Capturing the spirit of the times, particularly if one is cursed to live in interesting ones, has been the inspiration behind countless small journals - from the famed abolitionist newspaper, The Liberator, to the anti-Vietnam war rag, Ramparts. But to take a stab at contemporary Hong Kong in a time of protest, absurdity, and manifest contradictions, publisher Stephen Vines felt that satire was the only possible medium.

Hence the recent birth of Spike, Asia's first English-language weekly lampoon.

Hong Kong has gone through some rough seas of late: the SARS epidemic, five years of falling real estate prices, concern about jobs, and a lack of transparency in government. Critics blasted a city project to put on a Rolling Stones concert, and Hong Kong Chief Executive Tung Chee-hwa was pilloried for never visiting a SARS-stricken area (unlike Chinese Premier Wen Jiabao, who did). The situation in 2003 got so ridiculous by Hong Kong standards that a rogue crocodile - an elusive beast who lives in a small city estuary and who has evaded even an Australian croc hunter - was voted 2003's "person of the year."

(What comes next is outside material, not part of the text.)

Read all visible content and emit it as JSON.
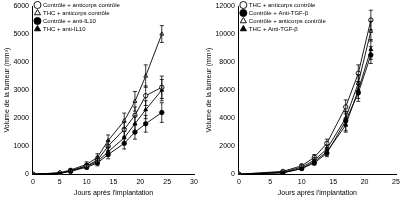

Enter Mr. Vines, a well-known Hong Kong media figure, who says his weekly magazine is founded upon a democratic spirit that emerged during last summer's protests - when a half-million demonstrators, including bankers, lawyers, and doctors, marched against antisubversion laws that would curb free expression. It was the start of what now seems a political movement.

July 1 represented "an unexpected outbreak of good sense," Vines felt. He asked his friends if any English-language media was "capturing the feeling that is in Hong Kong today." The answer was "no," so Vines and a band of merry pranksters without deep pockets sought funds and put up cash for an irreverent weekly. A cross between Private Eye and the Spectator, Spike averages 48 pages with a staff of seven and about 40 contributors.

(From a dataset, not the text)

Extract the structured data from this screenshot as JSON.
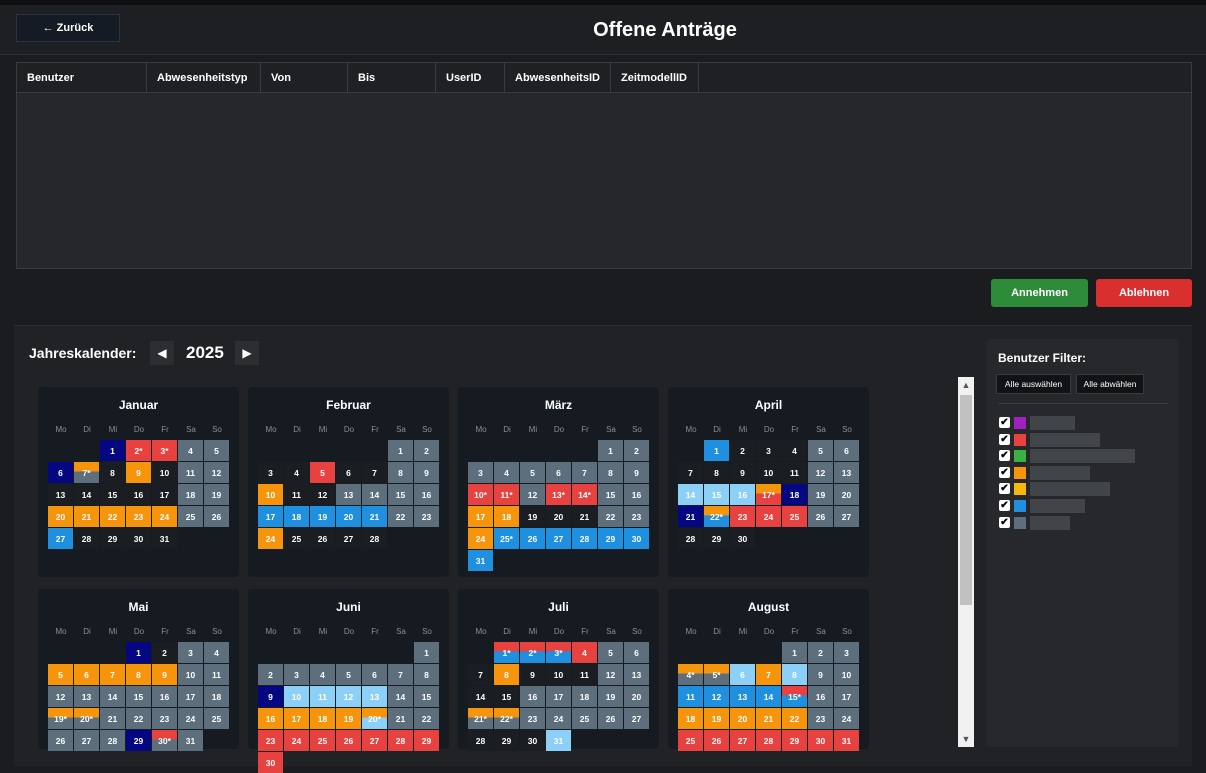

"The only way to preserve free expression is to test it on its margins," Vines argues, pointing out that while Chinese- language media are developing political humor, there isn't much happening in English.

"At Spike, we plan to carry on annoying influential people; we will cater to the interests of our readers," Vines says.

The cover of the first edition shows Chief Tung dumping a box of ballots, thinking to himself, "We won't be needing these, then." The content is a grab bag of goofy and spoofy, interspersed with hard-hitting pieces on politics, stuffed shirts, and corruption in Hong Kong and the region. One edition offered a profile of the diminutive Cyd Ho, a Frontier Party cofounder whose face made front pages in Asia when she defeated a venerable Tung ally in district elections last November.

Hong Kong has a British-born tradition of a relatively free press and is not subject to the prohibitions of state- controlled media on the mainland. That freedom has not been much tampered with since the 1997 hand over.

While Spike's editorial concept is decidedly "pro-democracy," Vines isn't interested in long treaties or didactic pieces. He wants to start a debate about Hong Kong's future, though after eight issues he says it's hard to find writers who want to defend the status quo. "No one wants to make the argument in print, but ... I'm trying to find those contributors," he says.

Columns include "Betty's Diary," an "intimate journal of the wife of a very important person"; "Expat TV," a chronicle of friction between ethnic groups; and a bit called "Shoeshiner," describing "acts of sycophancy above and beyond the call of groveling." There are media reviews and pokes at newspapers like the "South China Morning Post," and old New Yorker-style excerpts sent from readers in a section called "Gobble D Gook Award," which honors "murderous assaults on the English language."

One mostly has to be in the Hong Kong milieu to get the references. But not entirely.

One Chinese reader says she won't keep buying the magazine, because she feels it is written for the several hundred thousand expats living here. One expat reads a colleague's copies, but says, "I look at this from a commercial standpoint, and wonder how they will make any money. It looks like a labor of love."